There is a giant difference between 'needs to be higher than OTHER' and
FIFO-99.

> notifications are delivered to the userspace without delay even when
> the CPUs are very congested. Otherwise it's easy to delay psi
> notifications by running a simple CPU hogger executing "chrt -f 50 dd
> if=/dev/zero of=/dev/null". Because these notifications are

So what; at that point that's exactly what you're asking for. Using RT
is for those who know what they're doing.

> time-critical for reacting to memory shortages we can't allow for such
> delays.

Furthermore, actual RT programs will have pre-allocated and locked any
memory they rely on. They don't give a crap about your pressure
nonsense.

> Notice that this kworker is created only if userspace creates a psi
> trigger. So unless you are using psi triggers you will never see this
> kthread created.

By marking it FIFO-99 you're in effect saying that your stupid
statistics gathering is more important than your life. It will preempt
the task that's in control of the band-saw emergency break, it will
preempt the task that's adjusting the electromagnetic field containing
this plasma flow.

That's insane.

I'm going to queue a patch to reduce this to FIFO-1, that will preempt
regular OTHER tasks but will not perturb (much) actual RT bits.
Suren Baghdasaryan Aug. 1, 2019, 6:28 p.m.

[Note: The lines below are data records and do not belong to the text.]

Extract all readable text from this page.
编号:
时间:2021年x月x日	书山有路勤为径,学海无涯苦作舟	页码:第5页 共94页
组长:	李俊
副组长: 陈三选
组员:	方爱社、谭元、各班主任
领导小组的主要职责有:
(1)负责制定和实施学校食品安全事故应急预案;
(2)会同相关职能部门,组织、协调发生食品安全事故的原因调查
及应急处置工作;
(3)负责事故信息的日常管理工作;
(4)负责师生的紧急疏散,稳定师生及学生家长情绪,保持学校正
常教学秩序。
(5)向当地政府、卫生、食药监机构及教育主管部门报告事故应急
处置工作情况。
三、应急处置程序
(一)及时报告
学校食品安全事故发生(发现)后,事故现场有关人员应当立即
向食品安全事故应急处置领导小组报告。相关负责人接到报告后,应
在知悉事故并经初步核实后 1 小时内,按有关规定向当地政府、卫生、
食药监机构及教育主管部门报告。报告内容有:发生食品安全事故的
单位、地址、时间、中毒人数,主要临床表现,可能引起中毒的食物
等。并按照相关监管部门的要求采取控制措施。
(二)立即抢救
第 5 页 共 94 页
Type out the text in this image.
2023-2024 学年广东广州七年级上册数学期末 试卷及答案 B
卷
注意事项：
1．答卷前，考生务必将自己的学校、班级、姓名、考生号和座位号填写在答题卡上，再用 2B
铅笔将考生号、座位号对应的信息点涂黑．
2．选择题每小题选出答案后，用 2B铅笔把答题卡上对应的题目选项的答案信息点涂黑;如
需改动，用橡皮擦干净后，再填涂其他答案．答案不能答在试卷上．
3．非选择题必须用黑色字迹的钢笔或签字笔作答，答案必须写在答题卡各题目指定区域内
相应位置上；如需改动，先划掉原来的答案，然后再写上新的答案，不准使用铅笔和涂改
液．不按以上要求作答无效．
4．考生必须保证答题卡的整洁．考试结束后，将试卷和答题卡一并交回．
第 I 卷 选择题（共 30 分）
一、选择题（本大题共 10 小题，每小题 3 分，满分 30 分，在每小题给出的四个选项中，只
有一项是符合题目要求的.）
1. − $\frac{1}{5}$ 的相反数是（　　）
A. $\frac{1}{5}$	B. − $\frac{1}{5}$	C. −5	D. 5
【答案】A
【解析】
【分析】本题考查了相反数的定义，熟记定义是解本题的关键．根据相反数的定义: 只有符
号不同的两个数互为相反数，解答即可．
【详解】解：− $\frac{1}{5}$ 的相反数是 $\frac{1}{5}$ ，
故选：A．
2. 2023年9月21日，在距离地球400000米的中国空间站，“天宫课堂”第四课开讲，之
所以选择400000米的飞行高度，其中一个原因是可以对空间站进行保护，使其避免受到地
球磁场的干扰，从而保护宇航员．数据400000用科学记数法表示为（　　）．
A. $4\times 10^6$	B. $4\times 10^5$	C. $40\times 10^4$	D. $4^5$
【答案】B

UTC | #4
Hi Peter,
Thanks for sharing your thoughts. I understand your point and I tend
to agree with it. I originally designed this using watchdog as the
example of a critical system health signal and in the context of
mobile device memory pressure is critical but I agree that there are
more important things in life. I checked and your proposal to change
it to FIFO-1 should still work for our purposes. Will test to make
sure and reply to your patch. Couple clarifications in-line.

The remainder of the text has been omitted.